梅雨入りにはまだ日にちがかかりそうな気配だけど、
空気は少しずつ重くなっている。

仕掛かり中の遊印を見直しつつ整理しつつ、取りかかってもいます。

画像は、水無月の和紙封緘紙。
体調を整えることが厳しくなる季節に入ってゆきますが、
みなさんげんきで過ごしましょうという思いを込めて。

「恙なく」は個人的に好きな言葉で、
何度も印にすべく挑戦してきた言葉でもあります。

つつがなく。。。
つつがなくお過ごしください。
つつがなく過ごしております。

やわらかな空気を含んでいるような奥ゆかしさを感じますが、
ビジネス用語としても使いますね。
「会議はつつがなく終わった。」
など、
なんの障害もなく滞りなく終わったという意味で、
耳にすることも多い表現です。

つつが-な・い 【恙無い】
やまいがない。息災である。異状がない。無事である。

広辞苑

「恙」
という言葉自体が、
病気などの災難。わずらい。を表す言葉で、
その否定形「無い・無く」がくっついて成り立っている言葉です。

やまい。などという異状を表す言葉をわざわざ印にするのか?
しかも否定形だしなぁ。
漢字とひらがなが混ざっているのもなぁ。
つつがなく。のほうがやさしく読み間違いもないが「つ」がふたつ!はなぁ。(=難しい)

と、
自分的なハードルがいくつかあって、
大好きな言葉でありながら(基本的に自分が好きなものしか印にしてない)、なかなか進まず。。。

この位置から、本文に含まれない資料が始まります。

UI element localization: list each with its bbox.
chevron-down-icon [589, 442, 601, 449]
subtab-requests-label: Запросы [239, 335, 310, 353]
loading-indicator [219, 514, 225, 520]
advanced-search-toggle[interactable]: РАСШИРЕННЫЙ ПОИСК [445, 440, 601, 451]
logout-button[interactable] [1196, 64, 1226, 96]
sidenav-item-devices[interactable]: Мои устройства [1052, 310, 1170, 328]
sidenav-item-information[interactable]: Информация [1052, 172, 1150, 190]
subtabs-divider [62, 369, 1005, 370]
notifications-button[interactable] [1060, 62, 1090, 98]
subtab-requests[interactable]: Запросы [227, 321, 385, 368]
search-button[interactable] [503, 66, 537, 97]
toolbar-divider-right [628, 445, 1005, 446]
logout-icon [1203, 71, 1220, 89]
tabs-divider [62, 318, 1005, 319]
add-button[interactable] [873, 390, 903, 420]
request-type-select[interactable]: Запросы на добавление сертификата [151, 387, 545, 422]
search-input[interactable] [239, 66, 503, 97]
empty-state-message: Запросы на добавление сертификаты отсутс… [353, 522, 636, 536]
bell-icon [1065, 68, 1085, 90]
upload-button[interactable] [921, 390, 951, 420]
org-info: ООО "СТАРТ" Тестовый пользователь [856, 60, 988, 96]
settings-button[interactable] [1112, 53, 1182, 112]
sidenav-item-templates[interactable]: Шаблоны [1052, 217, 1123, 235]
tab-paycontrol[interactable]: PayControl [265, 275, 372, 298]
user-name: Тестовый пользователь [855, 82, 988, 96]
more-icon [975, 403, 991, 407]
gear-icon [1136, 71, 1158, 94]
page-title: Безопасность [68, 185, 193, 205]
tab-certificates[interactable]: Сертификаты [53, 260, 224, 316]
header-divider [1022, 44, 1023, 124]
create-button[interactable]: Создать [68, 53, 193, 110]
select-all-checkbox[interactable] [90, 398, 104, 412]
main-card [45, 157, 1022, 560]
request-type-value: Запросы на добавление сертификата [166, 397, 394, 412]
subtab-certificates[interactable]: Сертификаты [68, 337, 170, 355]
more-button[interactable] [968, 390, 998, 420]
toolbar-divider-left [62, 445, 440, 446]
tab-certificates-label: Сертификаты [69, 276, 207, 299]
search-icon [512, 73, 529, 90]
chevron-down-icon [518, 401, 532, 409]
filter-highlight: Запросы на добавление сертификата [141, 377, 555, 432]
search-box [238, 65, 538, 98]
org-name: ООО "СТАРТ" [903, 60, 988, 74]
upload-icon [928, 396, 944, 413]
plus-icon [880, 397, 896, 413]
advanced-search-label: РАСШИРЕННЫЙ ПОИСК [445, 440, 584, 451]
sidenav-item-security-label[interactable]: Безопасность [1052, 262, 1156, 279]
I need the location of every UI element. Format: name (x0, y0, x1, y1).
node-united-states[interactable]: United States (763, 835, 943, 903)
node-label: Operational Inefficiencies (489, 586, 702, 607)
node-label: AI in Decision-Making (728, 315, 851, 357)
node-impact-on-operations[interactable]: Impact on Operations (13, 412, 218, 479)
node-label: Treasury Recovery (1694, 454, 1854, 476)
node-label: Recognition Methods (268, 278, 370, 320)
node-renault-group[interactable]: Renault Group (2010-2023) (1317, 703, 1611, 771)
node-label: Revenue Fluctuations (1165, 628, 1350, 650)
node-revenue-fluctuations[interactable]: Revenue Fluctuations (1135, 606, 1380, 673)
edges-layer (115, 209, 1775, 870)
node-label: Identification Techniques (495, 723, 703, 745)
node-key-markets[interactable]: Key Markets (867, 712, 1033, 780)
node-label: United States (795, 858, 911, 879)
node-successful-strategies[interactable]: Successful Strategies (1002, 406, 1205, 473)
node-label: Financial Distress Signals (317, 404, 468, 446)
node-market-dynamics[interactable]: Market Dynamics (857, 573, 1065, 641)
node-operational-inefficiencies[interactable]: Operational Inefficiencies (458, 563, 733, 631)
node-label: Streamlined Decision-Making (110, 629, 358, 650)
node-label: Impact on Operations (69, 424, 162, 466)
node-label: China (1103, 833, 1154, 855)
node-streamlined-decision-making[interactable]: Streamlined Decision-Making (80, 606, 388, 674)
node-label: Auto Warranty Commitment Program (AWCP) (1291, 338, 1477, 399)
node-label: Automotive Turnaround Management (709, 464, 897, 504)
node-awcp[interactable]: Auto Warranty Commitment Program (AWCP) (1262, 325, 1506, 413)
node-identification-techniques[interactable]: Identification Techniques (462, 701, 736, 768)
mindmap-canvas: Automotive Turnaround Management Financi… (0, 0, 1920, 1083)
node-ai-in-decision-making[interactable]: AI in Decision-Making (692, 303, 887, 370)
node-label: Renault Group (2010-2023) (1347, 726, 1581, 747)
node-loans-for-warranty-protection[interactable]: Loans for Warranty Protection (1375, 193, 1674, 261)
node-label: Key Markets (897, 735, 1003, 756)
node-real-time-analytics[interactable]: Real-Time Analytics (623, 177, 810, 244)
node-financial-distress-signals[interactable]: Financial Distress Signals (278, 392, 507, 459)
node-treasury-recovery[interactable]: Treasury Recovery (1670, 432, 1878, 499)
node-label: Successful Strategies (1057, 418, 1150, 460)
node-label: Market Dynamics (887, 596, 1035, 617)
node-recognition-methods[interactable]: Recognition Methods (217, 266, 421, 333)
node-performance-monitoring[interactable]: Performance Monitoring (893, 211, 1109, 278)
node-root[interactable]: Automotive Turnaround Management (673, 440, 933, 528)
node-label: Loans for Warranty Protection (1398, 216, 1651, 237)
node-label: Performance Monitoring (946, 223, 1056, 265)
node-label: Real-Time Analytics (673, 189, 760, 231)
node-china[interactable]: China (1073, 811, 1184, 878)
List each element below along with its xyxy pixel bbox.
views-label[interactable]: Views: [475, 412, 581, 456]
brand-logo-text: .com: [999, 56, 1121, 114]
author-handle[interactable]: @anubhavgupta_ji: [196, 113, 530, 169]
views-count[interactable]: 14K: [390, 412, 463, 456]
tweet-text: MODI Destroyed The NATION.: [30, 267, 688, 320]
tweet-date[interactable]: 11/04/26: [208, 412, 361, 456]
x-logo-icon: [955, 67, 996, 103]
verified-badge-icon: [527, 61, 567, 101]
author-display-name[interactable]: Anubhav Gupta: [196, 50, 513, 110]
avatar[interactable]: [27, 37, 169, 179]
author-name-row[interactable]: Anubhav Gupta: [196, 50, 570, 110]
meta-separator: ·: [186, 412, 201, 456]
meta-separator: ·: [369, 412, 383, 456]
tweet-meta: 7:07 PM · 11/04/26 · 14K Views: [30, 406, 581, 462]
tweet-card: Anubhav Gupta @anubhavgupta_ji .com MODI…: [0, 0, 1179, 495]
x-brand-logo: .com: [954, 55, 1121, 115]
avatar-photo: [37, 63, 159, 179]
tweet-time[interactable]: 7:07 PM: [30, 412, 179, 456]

「お元気で」という言葉も印にしたいとかなりがんばっていた時期があったのだけど、
なんだかしっくりこなかった。

「お元気で」というと必ず相手があって、
誰かに対する願いであり思いなわけで、
とても狭いというか特定の相手だけに向けられた感じがある。
しかもなんとなく。。。これで最後というような悲しい風情も感じる。
「元気」という言葉は文字通り元気なはずなのに、不思議だ。
私が皮肉れているのか。
涙を溜めて手を振っているイメージが、どうしてもわいてくる。

「つつがなく」
というのは前後の文脈から相手にも自分にも、また全体にも意味が広がる感じがするんですよね。
そして、
パワフル元気ではなくっても、何事もなくゆるゆるとまぁまぁぼちぼちいけたらいいね。みたいな、
これって年寄り的感覚か!
と今!突然気づいたが、そうかもしれない。
自分が年を重ねて、なおさら愛おしく感じている言葉なのかもしれません。

「お」とか「ご」などの丁寧にするための何かをくっつけなくても
それ自体がなんとなくやさしく丁寧な感じがする。
否定形であるにもかかわらず。なんかすごくないか。

正しい国語表現をお勉強していらっしゃる方にはご意見もおありでしょうし、
あくまでも個人的な【感覚】ですけど。

というわけで、
「恙なく」印、もう少しがんばってみようと思います。